In Borogani, waste is collected separately

September 22, 2023

The village of Borogani in Leova district has just over four thousand inhabitants and is considered the largest rural settlement in the district. Situated along the Ialpugel River, the community aspires to become an attraction for tourists visiting the south of the country. 

The first step was the elimination of five unauthorised dumps in the village and two more outside it. This initiative has become a reality thanks to the project “Sustainable and resilient communities through women empowerment”, funded by Sweden and implemented by UNDP. Unauthorised dumps not only spoil the appearance of the settlement but are also a source of environmental pollution. 

Waste bins have been installed in the village for selective waste collection. In addition, the village households received two containers – black for household waste and yellow for recyclables.

Villagers should separate their waste and dispose of it in the appropriate bin. 

“We tried to tackle the problem of environmental pollution in a number of ways. Firstly, we encouraged locals to separate their waste, and secondly, we mobilised hundreds of villagers with whom we collected garbage from the Ialpugel River. In addition, we planted thousands of saplings around the village. Well, what can I say? Borogani's appearance has changed. People no longer throw their waste anywhere, and the village is getting cleaner every day,” says Mayor Elena Savițki.

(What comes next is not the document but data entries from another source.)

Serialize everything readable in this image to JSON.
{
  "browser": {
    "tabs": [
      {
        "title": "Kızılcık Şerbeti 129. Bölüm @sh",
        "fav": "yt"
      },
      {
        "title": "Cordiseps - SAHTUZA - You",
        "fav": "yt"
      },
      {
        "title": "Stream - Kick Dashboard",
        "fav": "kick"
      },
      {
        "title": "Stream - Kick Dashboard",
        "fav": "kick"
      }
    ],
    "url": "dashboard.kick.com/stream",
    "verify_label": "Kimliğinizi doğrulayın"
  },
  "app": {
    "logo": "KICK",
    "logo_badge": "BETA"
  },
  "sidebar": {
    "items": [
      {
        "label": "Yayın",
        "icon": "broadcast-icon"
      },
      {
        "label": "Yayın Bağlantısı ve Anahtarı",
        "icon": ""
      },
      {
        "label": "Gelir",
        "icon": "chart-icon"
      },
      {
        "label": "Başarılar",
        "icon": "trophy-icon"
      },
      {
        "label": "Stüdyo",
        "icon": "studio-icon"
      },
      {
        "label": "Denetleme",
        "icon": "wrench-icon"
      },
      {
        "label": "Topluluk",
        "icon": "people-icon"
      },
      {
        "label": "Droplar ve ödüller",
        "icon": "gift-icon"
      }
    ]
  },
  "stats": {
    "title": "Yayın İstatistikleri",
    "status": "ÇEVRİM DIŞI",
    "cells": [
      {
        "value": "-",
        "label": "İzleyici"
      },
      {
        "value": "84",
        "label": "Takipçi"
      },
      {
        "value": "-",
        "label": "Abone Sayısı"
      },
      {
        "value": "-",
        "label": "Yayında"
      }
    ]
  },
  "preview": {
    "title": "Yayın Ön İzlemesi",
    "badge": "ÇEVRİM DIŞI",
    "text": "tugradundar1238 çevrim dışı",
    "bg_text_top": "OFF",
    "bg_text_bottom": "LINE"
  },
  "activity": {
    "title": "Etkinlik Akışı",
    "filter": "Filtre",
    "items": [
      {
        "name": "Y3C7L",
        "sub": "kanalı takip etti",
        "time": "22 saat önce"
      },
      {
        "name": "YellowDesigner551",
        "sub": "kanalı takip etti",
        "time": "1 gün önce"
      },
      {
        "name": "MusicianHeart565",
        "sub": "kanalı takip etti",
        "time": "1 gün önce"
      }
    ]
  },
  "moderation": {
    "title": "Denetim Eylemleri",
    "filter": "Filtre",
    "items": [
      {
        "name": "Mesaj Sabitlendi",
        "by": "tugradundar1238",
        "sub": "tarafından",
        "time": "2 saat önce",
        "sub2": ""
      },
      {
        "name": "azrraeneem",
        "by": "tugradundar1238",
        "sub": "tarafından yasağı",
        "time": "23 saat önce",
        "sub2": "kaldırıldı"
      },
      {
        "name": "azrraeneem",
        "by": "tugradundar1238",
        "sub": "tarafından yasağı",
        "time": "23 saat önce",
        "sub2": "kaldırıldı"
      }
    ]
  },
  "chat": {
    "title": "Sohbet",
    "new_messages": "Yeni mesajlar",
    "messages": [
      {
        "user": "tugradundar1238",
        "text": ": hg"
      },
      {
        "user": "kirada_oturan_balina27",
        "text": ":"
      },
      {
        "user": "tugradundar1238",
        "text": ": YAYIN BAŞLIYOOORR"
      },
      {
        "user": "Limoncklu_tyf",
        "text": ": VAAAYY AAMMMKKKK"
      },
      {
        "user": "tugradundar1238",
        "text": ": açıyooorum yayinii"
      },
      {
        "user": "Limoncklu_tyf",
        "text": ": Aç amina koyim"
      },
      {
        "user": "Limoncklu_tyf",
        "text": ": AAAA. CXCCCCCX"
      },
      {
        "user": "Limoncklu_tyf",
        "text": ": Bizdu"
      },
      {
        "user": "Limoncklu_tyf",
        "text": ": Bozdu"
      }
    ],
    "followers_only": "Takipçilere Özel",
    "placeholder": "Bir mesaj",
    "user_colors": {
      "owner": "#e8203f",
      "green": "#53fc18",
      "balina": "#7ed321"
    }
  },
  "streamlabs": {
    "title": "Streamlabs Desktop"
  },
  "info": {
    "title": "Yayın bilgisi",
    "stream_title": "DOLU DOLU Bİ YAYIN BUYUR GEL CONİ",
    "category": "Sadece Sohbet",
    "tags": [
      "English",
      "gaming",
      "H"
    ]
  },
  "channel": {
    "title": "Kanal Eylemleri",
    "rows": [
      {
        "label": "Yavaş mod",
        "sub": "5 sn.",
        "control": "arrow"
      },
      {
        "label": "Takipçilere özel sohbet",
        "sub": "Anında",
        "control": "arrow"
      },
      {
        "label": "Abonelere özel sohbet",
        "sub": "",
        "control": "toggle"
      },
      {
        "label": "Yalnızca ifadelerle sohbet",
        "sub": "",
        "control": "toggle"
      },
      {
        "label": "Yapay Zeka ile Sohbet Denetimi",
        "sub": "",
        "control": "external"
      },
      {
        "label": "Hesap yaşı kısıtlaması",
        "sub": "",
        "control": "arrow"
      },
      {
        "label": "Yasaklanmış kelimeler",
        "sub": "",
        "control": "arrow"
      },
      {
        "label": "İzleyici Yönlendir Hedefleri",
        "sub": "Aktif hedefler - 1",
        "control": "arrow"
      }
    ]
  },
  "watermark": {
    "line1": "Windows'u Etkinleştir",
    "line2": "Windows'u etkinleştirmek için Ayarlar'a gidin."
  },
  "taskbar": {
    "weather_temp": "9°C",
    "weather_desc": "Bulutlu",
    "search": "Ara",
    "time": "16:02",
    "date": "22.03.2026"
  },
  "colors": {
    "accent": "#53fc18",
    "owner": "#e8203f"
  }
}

Since caring for the environment starts with education, teachers and educators from the village attended a seminar on the negative impact of waste and the importance and rules of selective waste collection. They then conducted information sessions for more than 600 children and teenagers. 

“I sincerely believe it is wrong that environmental issues are being left in the background. Why? Because there is no point in having an economically prosperous settlement if its inhabitants breathe polluted air or drink unhealthy water,” says Elena Savițki.

Anastasia Talai lives right on the bank of the Ialpugel River. She recalls how in the past people used to spend their free time on the green grass – except that many of them would neglect to pick up their packaging and other waste. Few people today dare to litter. 

“Everyone, without exception, came to clean up the village. It was a very good activity that brought us together as a community. We realised then that we are all responsible for the appearance of the place we live in. Besides, I'm glad we set a positive example for our children. I have a school-aged son. He's very responsible when it comes to sorting waste. He is the one who most often draws my attention to the fact that we have taken it upon ourselves to separate the waste we produce,” says Anastasia.

The assistance provided by UNDP and Sweden contributed to the development of the municipal solid waste management service from Borogani village, created with the support of the Swiss Agency for Development and Cooperation (SDC), within the MĂ IMPLIC Project.

With support from UNDP and Sweden, 30 communities in Moldova received grants of up to US$16,000 for initiatives aimed at building community resilience to climate change, reducing disaster risk promoting local sustainable development.